Here’s an example of a typical subrogation case: An insured suffers a fire loss, and the insurer’s investigators conclude a faulty space heater caused the fire. The insurance company pays on the loss and forwards the loss file to subrogation counsel to pursue a product liability claim against the defective space heater’s manufacturer and retailer. Essentially, the idea is that if the insurer paid the loss, the insurer can step in the shoes of the insured and recover their payment from the party that caused the loss.
For years, insurers and their subrogation counsel looked to include electronic security providers in losses related to fires or burglaries, seeking to recover all or some portion of a loss paid to an insured.
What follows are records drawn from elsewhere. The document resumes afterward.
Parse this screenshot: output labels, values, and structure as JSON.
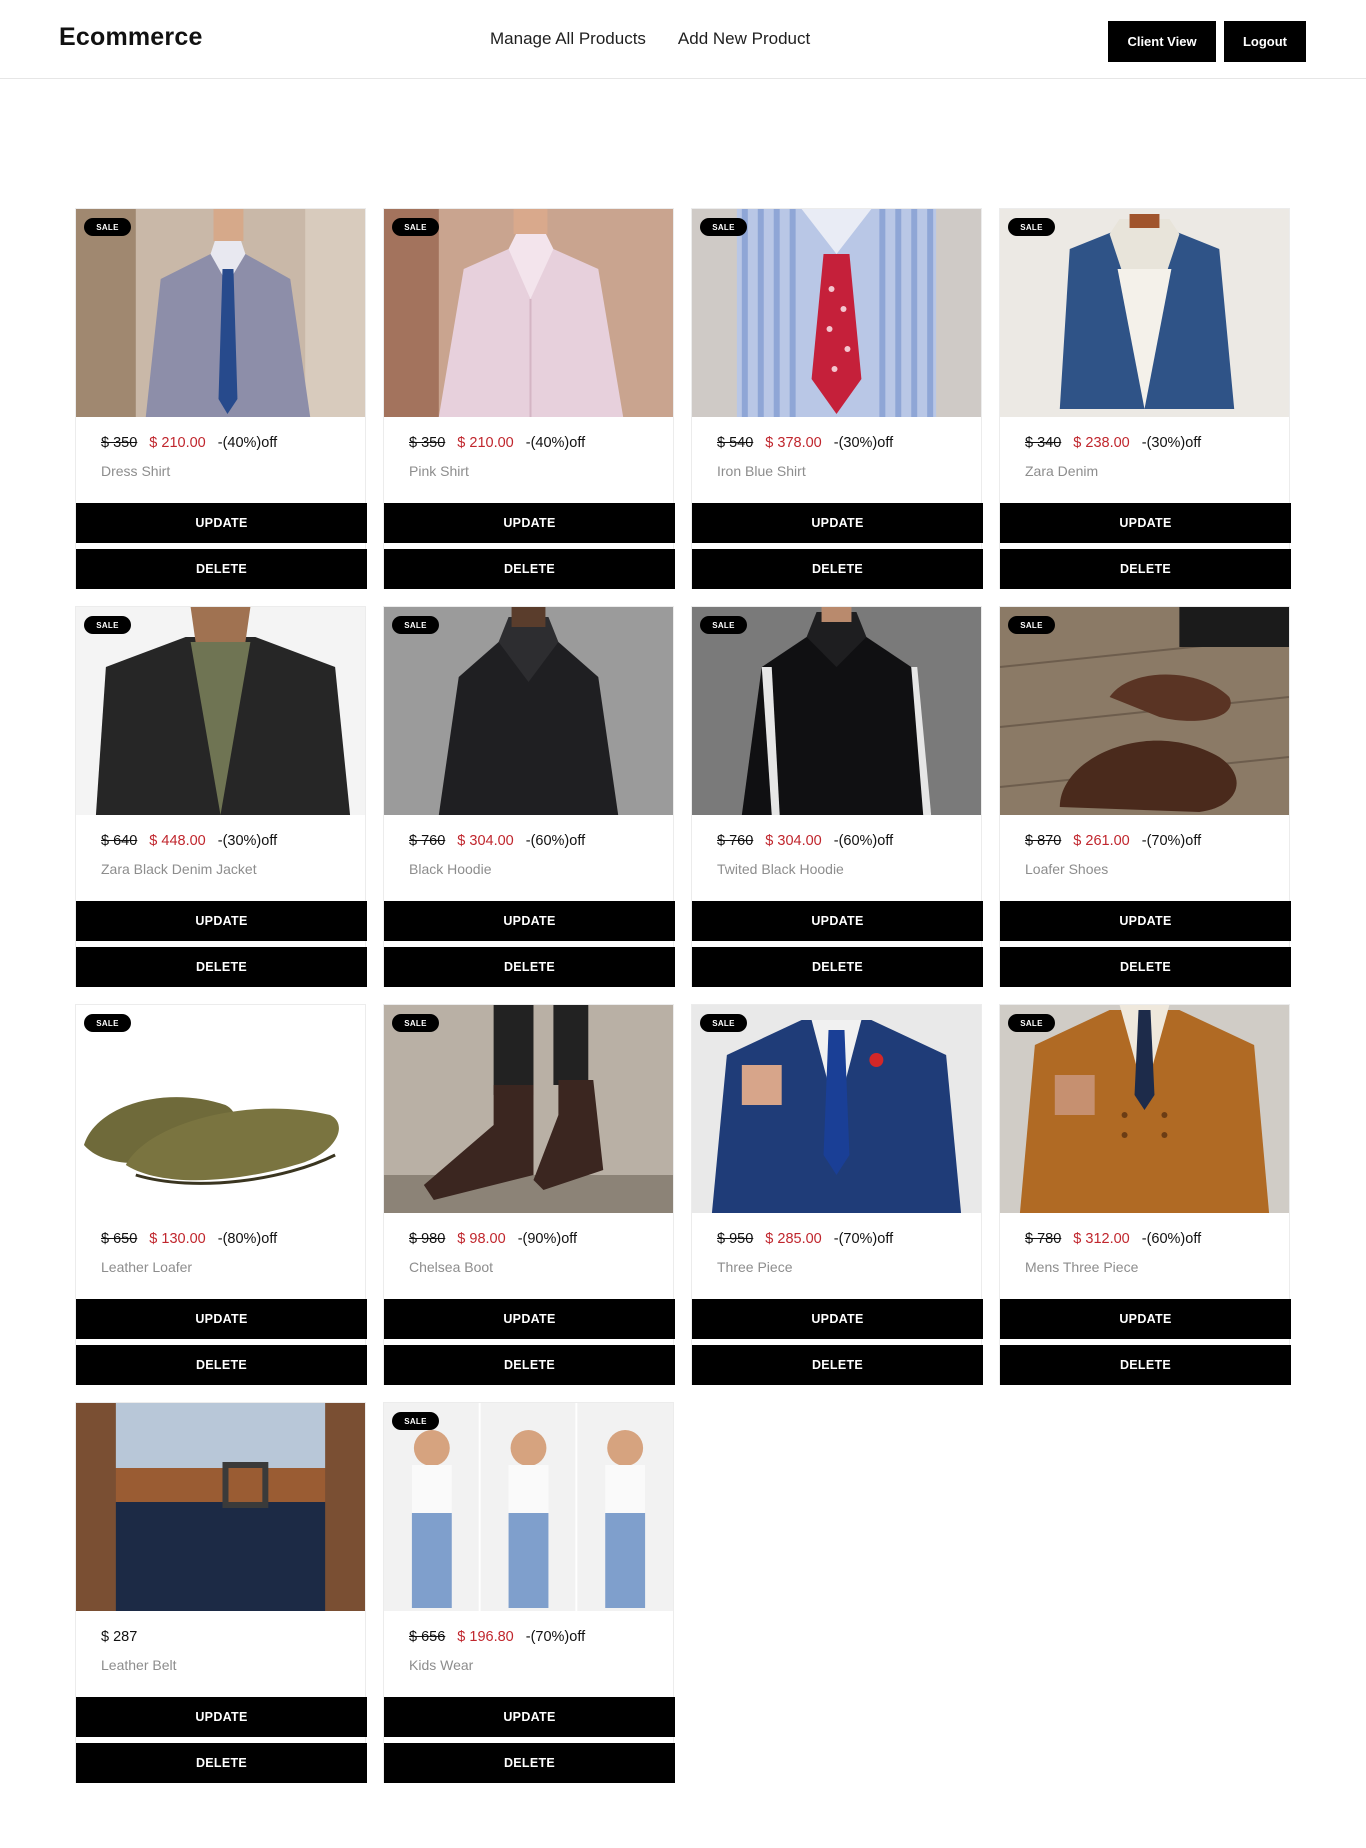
{
  "header": {
    "brand": "Ecommerce",
    "nav_links": [
      "Manage All Products",
      "Add New Product"
    ],
    "client_view_label": "Client View",
    "logout_label": "Logout"
  },
  "colors": {
    "accent": "#000000",
    "sale_price": "#c0262d",
    "muted_text": "#8d8d8d"
  },
  "labels": {
    "sale_badge": "SALE",
    "update": "UPDATE",
    "delete": "DELETE"
  },
  "products": [
    {
      "name": "Dress Shirt",
      "old_price": "$ 350",
      "new_price": "$ 210.00",
      "discount": "-(40%)off",
      "sale": true,
      "image": "shirt-purple-tie-photo"
    },
    {
      "name": "Pink Shirt",
      "old_price": "$ 350",
      "new_price": "$ 210.00",
      "discount": "-(40%)off",
      "sale": true,
      "image": "pink-shirt-photo"
    },
    {
      "name": "Iron Blue Shirt",
      "old_price": "$ 540",
      "new_price": "$ 378.00",
      "discount": "-(30%)off",
      "sale": true,
      "image": "striped-shirt-red-tie-photo"
    },
    {
      "name": "Zara Denim",
      "old_price": "$ 340",
      "new_price": "$ 238.00",
      "discount": "-(30%)off",
      "sale": true,
      "image": "denim-jacket-photo"
    },
    {
      "name": "Zara Black Denim Jacket",
      "old_price": "$ 640",
      "new_price": "$ 448.00",
      "discount": "-(30%)off",
      "sale": true,
      "image": "black-denim-jacket-photo"
    },
    {
      "name": "Black Hoodie",
      "old_price": "$ 760",
      "new_price": "$ 304.00",
      "discount": "-(60%)off",
      "sale": true,
      "image": "black-hoodie-photo"
    },
    {
      "name": "Twited Black Hoodie",
      "old_price": "$ 760",
      "new_price": "$ 304.00",
      "discount": "-(60%)off",
      "sale": true,
      "image": "black-hoodie-white-stripe-photo"
    },
    {
      "name": "Loafer Shoes",
      "old_price": "$ 870",
      "new_price": "$ 261.00",
      "discount": "-(70%)off",
      "sale": true,
      "image": "brown-loafer-photo"
    },
    {
      "name": "Leather Loafer",
      "old_price": "$ 650",
      "new_price": "$ 130.00",
      "discount": "-(80%)off",
      "sale": true,
      "image": "green-suede-loafer-photo"
    },
    {
      "name": "Chelsea Boot",
      "old_price": "$ 980",
      "new_price": "$ 98.00",
      "discount": "-(90%)off",
      "sale": true,
      "image": "chelsea-boot-photo"
    },
    {
      "name": "Three Piece",
      "old_price": "$ 950",
      "new_price": "$ 285.00",
      "discount": "-(70%)off",
      "sale": true,
      "image": "navy-suit-photo"
    },
    {
      "name": "Mens Three Piece",
      "old_price": "$ 780",
      "new_price": "$ 312.00",
      "discount": "-(60%)off",
      "sale": true,
      "image": "tan-suit-photo"
    },
    {
      "name": "Leather Belt",
      "price": "$ 287",
      "sale": false,
      "image": "leather-belt-photo"
    },
    {
      "name": "Kids Wear",
      "old_price": "$ 656",
      "new_price": "$ 196.80",
      "discount": "-(70%)off",
      "sale": true,
      "image": "kids-wear-photo"
    }
  ]
}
To recover, the insurers claimed the electronic security provider did something wrong — designed or installed a fire system inadequately, failed to respond signals, failed to protect the communications lines or some other theory.
A Subrogation Case in the Real World
This brings me to a recent legal opinion enforcing a waiver of subrogation clause in an electronic security subscriber agreement. The case, Abacus Federal Savings Bank v. ADT Security Services, demonstrates how important a well-written subscriber contract really can be.
The case involved two defendants — ADT, which contracted to install a burglar alarm system at the bank, and Diebold, which contracted to install a back-up alarm system at the same bank. Burglars broke into the bank after hours, neither system alerted officials and the burglars made off with millions of dollars of cash and other valuables.
The bank alleged that ADT and Diebold were grossly negligent in the services they provided — gross negligence means a greater deviation from the standard of care than ordinary negligence. It is the mantra of any lawyer seeking to avoid a limitation of liability clause because most states enforce such clauses for ordinary negligence but not for gross negligence.
In Abacus, each provider’s contract included an industry standard limitation of liability clause limiting the providers’ liability to $250. Diebold’s contract also included a clause requiring the bank to maintain insurance covering all losses and to look to that insurance exclusively in a loss. The clause, known as an insuring agreement, was not included in ADT’s contract.
The court refused to enforce the limitation of liability clause and dismiss the claims against ADT and Diebold, concluding the bank may be able to prove that ADT and Diebold were grossly negligent based on the facts alleged in the bank’s complaint. The court explained that gross negligence meant something close to intentional misconduct and noted the bank’s complaint alleged that both providers received a number of signals prior to the burglary and knew — or should have known — that the system did not work properly. Despite refusing to enforce the limitation of liability or exculpatory clauses, the court upheld the insuring agreement in Diebold’s contract, dismissing Diebold from the lawsuit and permitting the bank to continue its claim against ADT alone.